Lee - it does sound as if yours aren't being pollinated. Typically they just start to rot and just don't grow. There have to be male and female flowers open at the same time and a willing bee! In the absence of the bee you could assist with a male flower and transfer the pollen. I did do a previous blog last year on pollinating pumpkins. Have a search.

At 6:07 PM, Blogger Matron said...

Lee - have a look at my post on Friday July 17th 2009 for a 'how to' lesson!

At 9:28 PM, Blogger VirginiaC said...

Matron, I hope you experiment is successful, I'm keeping my fingers and toes crossed for you.

At 9:42 PM, Blogger Why I garden... said...

Your veg is looking really good. Hope you will get pumpkins!

At 12:10 AM, Blogger Lee said...

Thanks! We've got male and female flowers, so I'll give the bees a helping hand.

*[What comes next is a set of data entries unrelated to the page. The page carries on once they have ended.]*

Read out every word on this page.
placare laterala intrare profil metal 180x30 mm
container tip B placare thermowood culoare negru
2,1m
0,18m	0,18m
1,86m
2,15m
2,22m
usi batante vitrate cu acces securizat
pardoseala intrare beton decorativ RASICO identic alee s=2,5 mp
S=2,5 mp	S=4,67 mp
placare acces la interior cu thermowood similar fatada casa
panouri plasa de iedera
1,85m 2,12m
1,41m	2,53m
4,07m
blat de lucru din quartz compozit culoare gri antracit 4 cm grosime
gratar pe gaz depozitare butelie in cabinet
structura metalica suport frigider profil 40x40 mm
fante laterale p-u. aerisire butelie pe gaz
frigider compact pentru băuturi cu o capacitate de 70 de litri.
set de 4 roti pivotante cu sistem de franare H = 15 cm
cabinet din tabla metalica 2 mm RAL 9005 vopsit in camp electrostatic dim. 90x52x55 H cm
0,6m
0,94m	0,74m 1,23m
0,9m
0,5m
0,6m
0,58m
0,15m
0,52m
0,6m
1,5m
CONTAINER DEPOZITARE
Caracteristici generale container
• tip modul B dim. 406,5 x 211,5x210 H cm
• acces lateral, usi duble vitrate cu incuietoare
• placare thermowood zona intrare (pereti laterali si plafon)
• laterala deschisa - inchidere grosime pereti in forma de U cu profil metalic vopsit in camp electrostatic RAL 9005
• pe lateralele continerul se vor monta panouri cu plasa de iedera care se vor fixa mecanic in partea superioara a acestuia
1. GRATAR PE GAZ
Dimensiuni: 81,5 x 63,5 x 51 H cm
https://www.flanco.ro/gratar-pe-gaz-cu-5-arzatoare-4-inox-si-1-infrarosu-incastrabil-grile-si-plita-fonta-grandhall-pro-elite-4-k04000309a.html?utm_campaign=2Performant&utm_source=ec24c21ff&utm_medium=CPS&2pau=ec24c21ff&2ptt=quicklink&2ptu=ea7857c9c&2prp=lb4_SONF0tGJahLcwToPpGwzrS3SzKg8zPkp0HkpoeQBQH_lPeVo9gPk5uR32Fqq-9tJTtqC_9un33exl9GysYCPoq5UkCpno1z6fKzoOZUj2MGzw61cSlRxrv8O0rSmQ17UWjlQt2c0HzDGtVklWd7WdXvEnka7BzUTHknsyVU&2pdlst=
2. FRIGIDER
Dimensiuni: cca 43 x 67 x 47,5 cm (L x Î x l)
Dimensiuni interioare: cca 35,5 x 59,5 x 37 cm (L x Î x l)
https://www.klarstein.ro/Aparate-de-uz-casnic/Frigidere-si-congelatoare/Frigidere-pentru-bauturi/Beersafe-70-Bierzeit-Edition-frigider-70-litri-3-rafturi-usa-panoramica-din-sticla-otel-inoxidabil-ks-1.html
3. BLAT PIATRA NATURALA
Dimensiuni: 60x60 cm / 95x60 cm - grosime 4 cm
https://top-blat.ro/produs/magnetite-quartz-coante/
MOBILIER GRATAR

At 6:17 AM, Blogger Dan said...

Good luck with the giant pumpkin!

At 11:39 PM, Blogger Peggy said...

Hi matron,your veg is all looking good! We don't have any pumpkins this year with all the bad weather we just simply forgot?!Our courgettes are only just beginning to produce.

At 1:47 PM, Blogger Caro (UrbanVegPatch) said...

I've had similar problems with a Sicilian courgette growing on my balcony - no bees up here now the borage is finished. I've had my paintbrush ready every morning and have managed a couple of courgettes, hopefully more if I remain vigilant!